A back pressure washing step of removing the filtered matter clogging the separation membrane in the filtration step with washing water, and

a drainage step of discharging the washing waste liquid used for washing in the back-pressure washing step;

wherein,

the back-pressure washing step has at least a first back-pressure washing step of subjecting the separation membrane to back-pressure washing with washing water satisfying the following formulas (ii) and (iii);

4.0. ltoreq. membrane-filtered water has a pH of 6.5. ltoreq. i (i)

The pH of the washing water is less than or equal to 9.0(ii)

2. The water producing method according to claim 1,

in the first back-pressure washing step of the back-pressure washing process, a second pH adjusting agent is added to the membrane filtration water, thereby preparing washing water satisfying the formulas (ii) and (iii).

3. The water producing method according to claim 1 or 2,

after the first back-pressure washing step of the back-pressure washing step, there is a second back-pressure washing step of performing back-pressure washing using the membrane filtration water.

4. The water producing method according to any one of claims 1 to 3,

the first back-pressure washing step of the back-pressure washing step is performed while performing air washing in which gas is introduced into the primary side of the separation membrane module.
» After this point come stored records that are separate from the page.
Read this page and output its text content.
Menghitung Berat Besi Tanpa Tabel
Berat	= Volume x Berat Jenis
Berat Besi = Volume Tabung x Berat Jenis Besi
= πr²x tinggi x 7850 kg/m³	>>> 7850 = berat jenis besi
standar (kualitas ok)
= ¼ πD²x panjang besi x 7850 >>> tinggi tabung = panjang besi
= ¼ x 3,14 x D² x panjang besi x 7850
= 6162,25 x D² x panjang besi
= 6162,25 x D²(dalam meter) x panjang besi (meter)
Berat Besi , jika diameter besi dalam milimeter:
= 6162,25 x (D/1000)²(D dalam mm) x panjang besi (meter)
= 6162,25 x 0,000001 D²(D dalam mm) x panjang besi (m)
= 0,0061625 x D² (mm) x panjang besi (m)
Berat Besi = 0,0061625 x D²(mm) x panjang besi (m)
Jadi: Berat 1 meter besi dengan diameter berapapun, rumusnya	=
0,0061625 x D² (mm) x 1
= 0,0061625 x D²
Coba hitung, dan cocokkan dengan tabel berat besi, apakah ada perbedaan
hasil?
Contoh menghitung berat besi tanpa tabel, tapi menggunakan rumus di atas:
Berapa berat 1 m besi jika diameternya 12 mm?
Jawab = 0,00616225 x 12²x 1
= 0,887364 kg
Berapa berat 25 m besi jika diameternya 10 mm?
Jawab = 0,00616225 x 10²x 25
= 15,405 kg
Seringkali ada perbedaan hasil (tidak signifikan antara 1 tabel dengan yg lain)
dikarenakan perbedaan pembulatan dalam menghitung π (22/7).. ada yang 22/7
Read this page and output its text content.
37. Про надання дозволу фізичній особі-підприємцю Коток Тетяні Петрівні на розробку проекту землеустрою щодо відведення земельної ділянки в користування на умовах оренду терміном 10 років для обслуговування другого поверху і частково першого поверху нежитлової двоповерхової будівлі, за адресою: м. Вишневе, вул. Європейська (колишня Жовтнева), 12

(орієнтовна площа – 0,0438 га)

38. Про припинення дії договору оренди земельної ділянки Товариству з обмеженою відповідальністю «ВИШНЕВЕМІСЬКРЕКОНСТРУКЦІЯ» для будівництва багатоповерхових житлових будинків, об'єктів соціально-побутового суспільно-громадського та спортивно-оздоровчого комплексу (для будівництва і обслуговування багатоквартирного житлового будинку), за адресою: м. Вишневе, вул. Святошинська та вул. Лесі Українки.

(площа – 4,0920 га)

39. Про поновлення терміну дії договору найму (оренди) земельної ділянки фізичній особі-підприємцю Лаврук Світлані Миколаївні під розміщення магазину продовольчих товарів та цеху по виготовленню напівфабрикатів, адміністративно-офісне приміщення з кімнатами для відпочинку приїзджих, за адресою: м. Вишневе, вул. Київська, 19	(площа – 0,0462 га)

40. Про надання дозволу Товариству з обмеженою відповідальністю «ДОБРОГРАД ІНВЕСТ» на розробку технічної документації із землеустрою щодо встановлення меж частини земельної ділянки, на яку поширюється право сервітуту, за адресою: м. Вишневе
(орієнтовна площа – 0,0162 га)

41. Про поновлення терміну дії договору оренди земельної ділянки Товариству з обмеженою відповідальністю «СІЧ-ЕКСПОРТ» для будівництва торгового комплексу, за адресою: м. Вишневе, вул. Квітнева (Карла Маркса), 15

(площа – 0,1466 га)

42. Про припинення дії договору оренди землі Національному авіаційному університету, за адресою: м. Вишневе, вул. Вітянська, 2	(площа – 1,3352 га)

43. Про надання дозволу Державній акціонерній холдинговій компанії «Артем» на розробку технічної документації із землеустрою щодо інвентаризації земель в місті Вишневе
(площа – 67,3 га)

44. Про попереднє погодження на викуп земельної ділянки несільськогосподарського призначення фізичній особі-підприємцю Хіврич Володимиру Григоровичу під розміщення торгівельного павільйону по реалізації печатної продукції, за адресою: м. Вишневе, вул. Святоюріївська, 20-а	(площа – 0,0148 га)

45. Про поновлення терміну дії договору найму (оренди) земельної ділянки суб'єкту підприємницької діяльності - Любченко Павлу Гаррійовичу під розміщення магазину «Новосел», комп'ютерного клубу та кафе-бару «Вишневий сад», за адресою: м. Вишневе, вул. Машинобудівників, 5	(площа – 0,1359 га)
5. The water producing method according to claim 3,

the second back-pressure washing step of the back-pressure washing step is performed while performing air washing by introducing gas to the primary side of the separation membrane module.

6. The water producing method according to any one of claims 1 to 5,

the membrane-filtered water producing step further includes a solid-liquid separation step of obtaining solid-liquid separated water after the flocculation step.

7. The water producing method according to claim 6,

injecting a pH adjusting agent into the solid-liquid separation water, and setting the pH in each step and/or step so as to satisfy the following formulas (iv) to (vi):

pH of the Membrane-filtered Water-pH of the Pre-treated Water ≥ 1.0 · (v)

The pH value of the membrane filtered water is less than or equal to 7.5 (vi).